Lai’s publications, which include the Apple Daily newspapers, have drawn the ire of senior officials in Beijing over their overt stance in support of the protesters. Lai has been denounced as a traitor by the Chinese state media, and it’s certainly possible that the attack was intended as an act of intimidation.
It’s also possible that government-aligned thugs staged the attack as a “false flag”, and intends to blame protesters. Moreover, protesters may have staged the attack with the intention of blaming pro-government thugs.
Whatever happened, we imagine more details, and possible some arrests, will be forthcoming.
Two masked men threw firebombs at the gate of Lai’s home at around 1 a.m. local time Thursday before leaving, Cable TV news reported people at the scene as saying, adding Lai’s security guard put out the fire and called police.
Police put out a statement concerning a firebomb incident but didn’t mention whose residence was attacked.

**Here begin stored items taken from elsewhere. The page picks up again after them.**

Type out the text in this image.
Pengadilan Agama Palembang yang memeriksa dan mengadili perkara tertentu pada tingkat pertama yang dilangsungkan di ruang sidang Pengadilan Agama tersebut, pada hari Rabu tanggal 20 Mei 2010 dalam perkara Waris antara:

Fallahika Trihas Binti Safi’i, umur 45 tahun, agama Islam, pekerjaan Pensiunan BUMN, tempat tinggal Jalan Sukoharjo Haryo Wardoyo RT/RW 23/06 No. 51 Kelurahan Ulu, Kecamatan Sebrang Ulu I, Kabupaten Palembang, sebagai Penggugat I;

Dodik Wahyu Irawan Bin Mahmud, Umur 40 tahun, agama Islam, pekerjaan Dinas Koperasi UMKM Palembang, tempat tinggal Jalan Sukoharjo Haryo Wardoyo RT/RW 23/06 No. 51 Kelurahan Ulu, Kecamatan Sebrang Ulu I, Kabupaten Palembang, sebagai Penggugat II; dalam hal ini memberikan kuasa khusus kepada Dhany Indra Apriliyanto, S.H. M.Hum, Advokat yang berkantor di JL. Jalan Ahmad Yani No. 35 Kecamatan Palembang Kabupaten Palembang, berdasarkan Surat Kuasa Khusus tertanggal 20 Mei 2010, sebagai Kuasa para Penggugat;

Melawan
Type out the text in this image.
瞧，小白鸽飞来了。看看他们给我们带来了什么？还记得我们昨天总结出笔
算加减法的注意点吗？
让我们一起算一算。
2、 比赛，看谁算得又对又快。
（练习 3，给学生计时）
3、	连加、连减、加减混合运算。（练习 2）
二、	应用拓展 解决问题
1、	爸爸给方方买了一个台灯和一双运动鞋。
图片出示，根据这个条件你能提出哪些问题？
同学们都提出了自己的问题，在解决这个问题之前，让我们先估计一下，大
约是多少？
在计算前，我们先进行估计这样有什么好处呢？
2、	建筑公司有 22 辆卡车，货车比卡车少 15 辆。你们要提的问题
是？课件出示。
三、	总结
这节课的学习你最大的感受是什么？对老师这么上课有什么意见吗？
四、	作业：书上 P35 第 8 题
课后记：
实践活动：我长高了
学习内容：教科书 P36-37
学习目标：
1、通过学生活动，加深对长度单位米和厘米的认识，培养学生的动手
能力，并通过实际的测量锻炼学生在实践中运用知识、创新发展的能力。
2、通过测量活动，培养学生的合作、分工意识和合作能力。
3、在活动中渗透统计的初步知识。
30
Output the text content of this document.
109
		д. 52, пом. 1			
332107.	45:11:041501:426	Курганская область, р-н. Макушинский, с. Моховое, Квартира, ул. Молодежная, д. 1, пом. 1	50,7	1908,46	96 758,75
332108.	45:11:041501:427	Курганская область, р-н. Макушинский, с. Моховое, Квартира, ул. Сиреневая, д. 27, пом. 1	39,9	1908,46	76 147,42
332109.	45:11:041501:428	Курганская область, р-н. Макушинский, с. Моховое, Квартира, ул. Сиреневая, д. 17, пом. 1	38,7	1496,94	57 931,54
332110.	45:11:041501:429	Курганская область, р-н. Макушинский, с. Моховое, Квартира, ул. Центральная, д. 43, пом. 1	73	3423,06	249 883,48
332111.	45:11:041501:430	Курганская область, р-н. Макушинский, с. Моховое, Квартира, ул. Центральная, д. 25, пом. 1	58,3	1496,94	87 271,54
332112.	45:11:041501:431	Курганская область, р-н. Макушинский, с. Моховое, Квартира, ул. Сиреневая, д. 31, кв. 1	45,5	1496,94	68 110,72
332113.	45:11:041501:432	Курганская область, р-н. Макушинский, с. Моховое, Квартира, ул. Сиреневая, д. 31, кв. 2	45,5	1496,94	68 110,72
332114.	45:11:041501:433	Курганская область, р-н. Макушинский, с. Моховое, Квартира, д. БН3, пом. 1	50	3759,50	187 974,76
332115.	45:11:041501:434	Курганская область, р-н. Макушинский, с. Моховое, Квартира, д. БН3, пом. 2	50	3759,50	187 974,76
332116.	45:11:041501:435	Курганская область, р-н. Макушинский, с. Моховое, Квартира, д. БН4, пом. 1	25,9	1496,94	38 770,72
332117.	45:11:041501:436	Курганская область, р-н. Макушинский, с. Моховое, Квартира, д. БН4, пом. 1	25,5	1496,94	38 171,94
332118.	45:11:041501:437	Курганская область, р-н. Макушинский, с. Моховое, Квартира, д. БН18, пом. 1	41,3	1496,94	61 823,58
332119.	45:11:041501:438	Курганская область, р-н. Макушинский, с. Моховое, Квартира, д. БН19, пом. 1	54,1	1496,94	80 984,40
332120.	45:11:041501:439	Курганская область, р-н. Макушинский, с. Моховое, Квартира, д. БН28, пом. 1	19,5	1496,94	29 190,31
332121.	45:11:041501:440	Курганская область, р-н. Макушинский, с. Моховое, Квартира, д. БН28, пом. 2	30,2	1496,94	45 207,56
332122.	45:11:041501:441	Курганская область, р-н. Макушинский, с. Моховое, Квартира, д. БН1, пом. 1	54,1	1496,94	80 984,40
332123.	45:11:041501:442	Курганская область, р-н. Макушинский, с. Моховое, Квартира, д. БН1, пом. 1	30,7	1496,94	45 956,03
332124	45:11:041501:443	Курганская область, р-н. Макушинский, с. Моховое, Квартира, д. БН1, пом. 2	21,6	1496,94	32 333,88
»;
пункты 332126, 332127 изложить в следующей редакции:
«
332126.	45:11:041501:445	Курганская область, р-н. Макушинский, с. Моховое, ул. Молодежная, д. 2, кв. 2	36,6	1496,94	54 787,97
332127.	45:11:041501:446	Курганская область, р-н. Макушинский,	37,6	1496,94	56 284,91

Police said they received a report from a security guard at the site, saying that the suspects had thrown what are believed to be petrol bombs before fleeing by motorcycle.

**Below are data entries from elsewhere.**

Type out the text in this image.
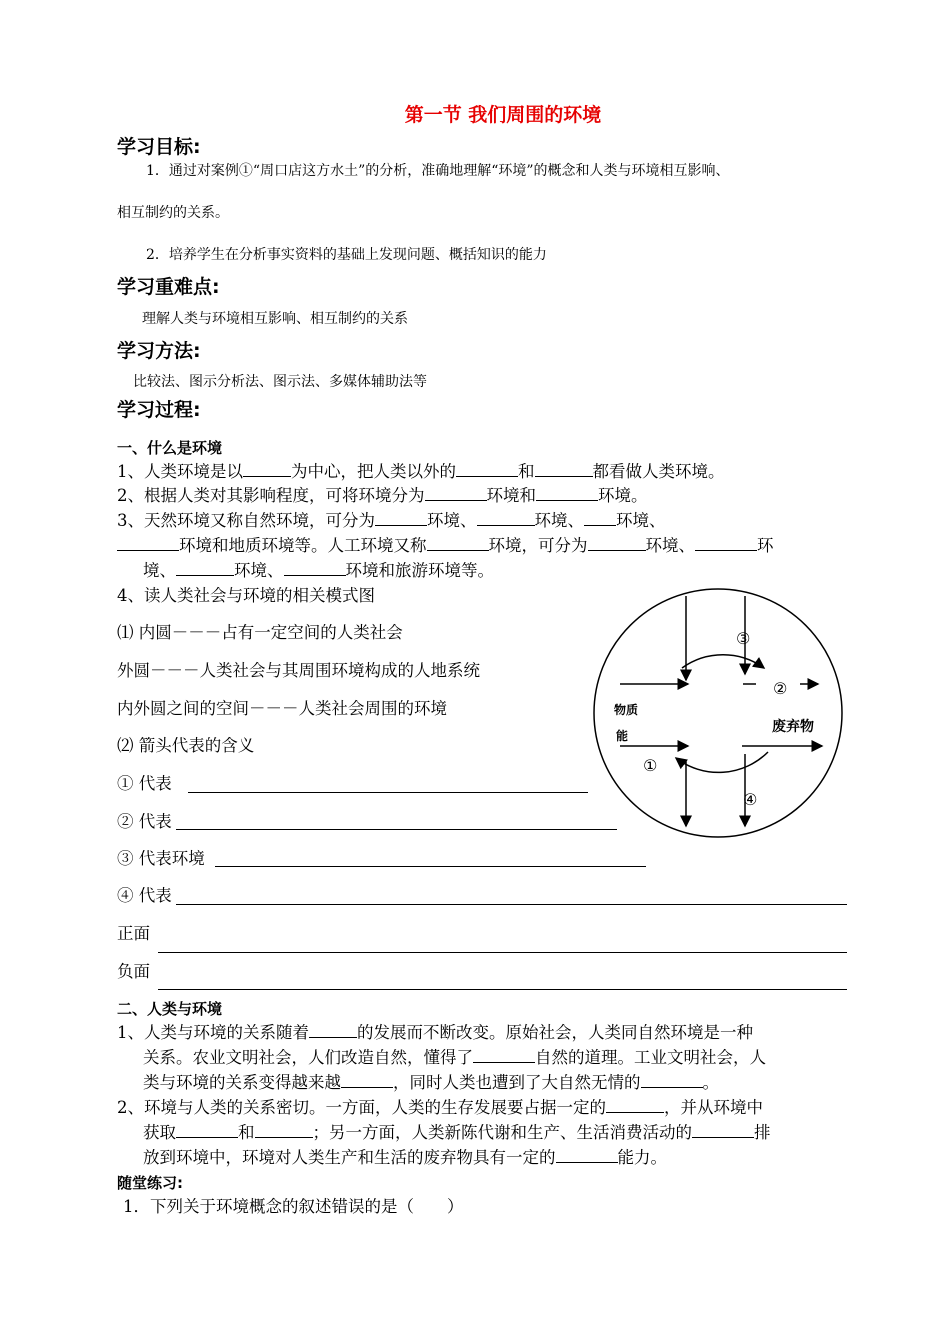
第一节 我们周围的环境
学习目标:
1．通过对案例①“周口店这方水土”的分析，准确地理解“环境”的概念和人类与环境相互影响、
相互制约的关系。
2．培养学生在分析事实资料的基础上发现问题、概括知识的能力
学习重难点:
理解人类与环境相互影响、相互制约的关系
学习方法:
比较法、图示分析法、图示法、多媒体辅助法等
学习过程:
一、什么是环境
1、人类环境是以	为中心，把人类以外的	和	都看做人类环境。
2、根据人类对其影响程度，可将环境分为	环境和	环境。
3、天然环境又称自然环境，可分为	环境、	环境、 环境、
环境和地质环境等。人工环境又称	环境，可分为	环境、	环
境、	环境、	环境和旅游环境等。
4、读人类社会与环境的相关模式图
⑴ 内圆－－－占有一定空间的人类社会
外圆－－－人类社会与其周围环境构成的人地系统
内外圆之间的空间－－－人类社会周围的环境
⑵ 箭头代表的含义
① 代表
② 代表
③ 代表环境
④ 代表
正面
负面
③
②
①
④
物质
能
废弃物
二、人类与环境
1、人类与环境的关系随着	的发展而不断改变。原始社会，人类同自然环境是一种
关系。农业文明社会，人们改造自然，懂得了	自然的道理。工业文明社会，人
类与环境的关系变得越来越	，同时人类也遭到了大自然无情的	。
2、环境与人类的关系密切。一方面，人类的生存发展要占据一定的	，并从环境中
获取	和	；另一方面，人类新陈代谢和生产、生活消费活动的	排
放到环境中，环境对人类生产和生活的废弃物具有一定的	能力。
随堂练习:
1．下列关于环境概念的叙述错误的是（　　）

Lai, whose publications such as the Apple Daily newspapers have championed Hong Kong’s three-month-old democracy movement, has been labeled a traitor by Chinese state media over the months-long protests in the Asian financial center.
Apple Daily has been sending photographers to the front lines of the protests, even as violence has escalated over the past month, often broadcasting live online the skirmishes between protesters and police.
Meanwhile, on Thursday, Lam said during a press conference that Beijing “understands, respects and supports” her government’s decision to pull the extradition bill in an effort to help her city “move forward” from months of unrest. Lam dodged questions about why it took her so long to pull the bill, saying it’s “not exactly correct” to describe her decision as “a change of mind.”
“Throughout the whole process, the Central People’s Government took the position that they understood why we have to do it. They respect my view, and they support me all the way,” said Lam, according to Reuters.
Protesters have insisted that the government must meet all five of their demands. The four others are: retraction of the word “riot” to describe protests, release of all 1,100+ demonstrators who have been arrested, an independent inquiry into perceived police brutality and the right for Hong Kong people to choose their own leaders.
For what it’s worth, Lam announced other measures, including opening a “platform for dialogue” to address young peoples’ deep-rooted concerns about social mobility. But demonstrators insist that this is too little, too late.